2.4 Patofisiologi Low Back Pain Serabut saraf mengandung reseptor nosiseptif (nyeri) yang terangsang oleh berbagai stimulus lokal (mekanis, termal, kimiawi). Stimulus ini akan direspon dengan pengeluaran berbagai mediator inflamasi yang akan menimbulkan persepsi nyeri. Mekanisme nyeri merupakan proteksi yang bertujuan untuk mencegah pergerakan sehingga proses penyembuhan dimungkinkan. Salah satu bentuk proteksi adalah spasme otot, yang selanjutnya dapat menimbulkan iskemia.
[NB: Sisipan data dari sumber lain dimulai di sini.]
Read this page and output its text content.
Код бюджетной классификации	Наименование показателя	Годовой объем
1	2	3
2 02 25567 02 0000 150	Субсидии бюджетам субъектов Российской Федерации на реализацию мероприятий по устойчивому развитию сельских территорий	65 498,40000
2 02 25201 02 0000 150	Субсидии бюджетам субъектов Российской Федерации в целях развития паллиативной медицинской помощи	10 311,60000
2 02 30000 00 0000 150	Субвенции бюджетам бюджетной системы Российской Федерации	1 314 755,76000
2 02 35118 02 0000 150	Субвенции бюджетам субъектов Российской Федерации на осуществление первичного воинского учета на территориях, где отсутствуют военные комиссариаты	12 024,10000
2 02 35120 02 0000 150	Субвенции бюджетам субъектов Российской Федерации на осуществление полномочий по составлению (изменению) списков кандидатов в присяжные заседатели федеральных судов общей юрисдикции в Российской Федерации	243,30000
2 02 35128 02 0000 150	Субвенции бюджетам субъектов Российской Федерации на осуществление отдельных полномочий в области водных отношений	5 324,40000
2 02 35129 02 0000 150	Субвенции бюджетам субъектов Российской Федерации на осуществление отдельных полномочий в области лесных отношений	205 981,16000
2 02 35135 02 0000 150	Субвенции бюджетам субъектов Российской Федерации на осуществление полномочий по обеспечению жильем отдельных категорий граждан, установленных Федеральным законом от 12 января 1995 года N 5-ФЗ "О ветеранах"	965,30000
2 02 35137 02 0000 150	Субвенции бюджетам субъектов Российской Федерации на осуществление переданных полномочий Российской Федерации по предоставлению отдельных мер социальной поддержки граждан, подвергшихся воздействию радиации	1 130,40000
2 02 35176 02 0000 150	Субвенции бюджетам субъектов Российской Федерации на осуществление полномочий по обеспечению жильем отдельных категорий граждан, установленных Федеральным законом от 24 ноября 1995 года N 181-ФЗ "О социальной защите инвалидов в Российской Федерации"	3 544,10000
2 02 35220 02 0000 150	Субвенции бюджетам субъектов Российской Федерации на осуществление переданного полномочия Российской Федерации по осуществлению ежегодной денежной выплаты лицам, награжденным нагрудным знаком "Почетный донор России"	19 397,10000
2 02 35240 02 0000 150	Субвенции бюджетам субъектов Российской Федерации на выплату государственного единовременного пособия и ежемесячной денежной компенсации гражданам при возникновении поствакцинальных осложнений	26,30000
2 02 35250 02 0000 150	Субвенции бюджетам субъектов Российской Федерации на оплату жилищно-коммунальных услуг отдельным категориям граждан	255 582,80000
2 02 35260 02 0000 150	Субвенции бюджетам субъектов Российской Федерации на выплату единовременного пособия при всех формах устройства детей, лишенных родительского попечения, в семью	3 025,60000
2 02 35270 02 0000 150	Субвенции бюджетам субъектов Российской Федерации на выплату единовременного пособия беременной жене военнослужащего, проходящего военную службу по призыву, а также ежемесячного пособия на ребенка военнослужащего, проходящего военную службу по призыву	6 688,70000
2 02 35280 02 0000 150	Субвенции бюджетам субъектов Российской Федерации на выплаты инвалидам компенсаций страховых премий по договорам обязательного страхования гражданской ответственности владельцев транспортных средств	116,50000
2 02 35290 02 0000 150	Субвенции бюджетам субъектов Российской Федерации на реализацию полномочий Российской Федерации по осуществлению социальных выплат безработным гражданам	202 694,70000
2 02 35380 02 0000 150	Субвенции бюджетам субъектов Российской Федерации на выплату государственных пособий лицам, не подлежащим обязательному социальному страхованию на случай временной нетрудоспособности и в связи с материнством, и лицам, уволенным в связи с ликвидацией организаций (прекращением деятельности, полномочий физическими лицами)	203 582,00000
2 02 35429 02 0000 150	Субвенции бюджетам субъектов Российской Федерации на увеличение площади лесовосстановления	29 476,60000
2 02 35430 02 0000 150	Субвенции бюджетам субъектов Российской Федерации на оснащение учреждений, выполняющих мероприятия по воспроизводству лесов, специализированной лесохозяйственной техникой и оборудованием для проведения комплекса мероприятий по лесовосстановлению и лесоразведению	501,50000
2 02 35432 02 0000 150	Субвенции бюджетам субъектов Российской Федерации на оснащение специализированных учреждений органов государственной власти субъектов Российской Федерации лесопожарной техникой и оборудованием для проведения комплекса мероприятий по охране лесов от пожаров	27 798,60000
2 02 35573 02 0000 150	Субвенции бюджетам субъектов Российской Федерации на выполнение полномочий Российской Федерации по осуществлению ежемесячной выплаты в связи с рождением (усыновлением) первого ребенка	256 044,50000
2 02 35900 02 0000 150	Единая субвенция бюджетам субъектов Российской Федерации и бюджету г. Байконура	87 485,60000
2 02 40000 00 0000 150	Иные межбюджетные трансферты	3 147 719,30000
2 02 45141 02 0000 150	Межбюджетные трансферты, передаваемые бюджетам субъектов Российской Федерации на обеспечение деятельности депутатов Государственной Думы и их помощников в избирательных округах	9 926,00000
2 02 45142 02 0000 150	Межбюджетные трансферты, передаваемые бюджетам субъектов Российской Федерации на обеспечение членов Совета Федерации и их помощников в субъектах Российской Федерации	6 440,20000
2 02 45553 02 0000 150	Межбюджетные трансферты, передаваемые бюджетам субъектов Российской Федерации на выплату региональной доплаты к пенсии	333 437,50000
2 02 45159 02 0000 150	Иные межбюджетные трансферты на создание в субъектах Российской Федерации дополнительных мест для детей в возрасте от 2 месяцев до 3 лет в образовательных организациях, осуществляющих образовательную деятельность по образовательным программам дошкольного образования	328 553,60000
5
Nyeri yang timbul dapat berupa nyeri inflamasi pada jaringan dengan terlibatnya berbagai mediator inflamasi; atau nyeri neuropatik yang diakibatkan lesi primer pada sistem saraf. Iritasi neuropatik pada serabut saraf dapat menyebabkan 2 hal berikut. Pertama, penekanan hanya terjadi pada selaput pembungkus saraf yang kaya nosiseptor dari nervinevorum yang menimbulkan nyeri inflamasi. Nyeri dirasakan sepanjang serabut saraf dan bertambah dengan peregangan serabut saraf misalnya karena pergerakan. Kedua, penekanan mengenai serabut saraf. Pada kondisi ini terjadi perubahan biomolekuler di mana terjadi akumulasi saluran ion Na dan ion lainnya. Penumpukan ini menyebabkan timbulnya mechano-hot spot yang sangat peka terhadap rangsang mekanikal dan termal.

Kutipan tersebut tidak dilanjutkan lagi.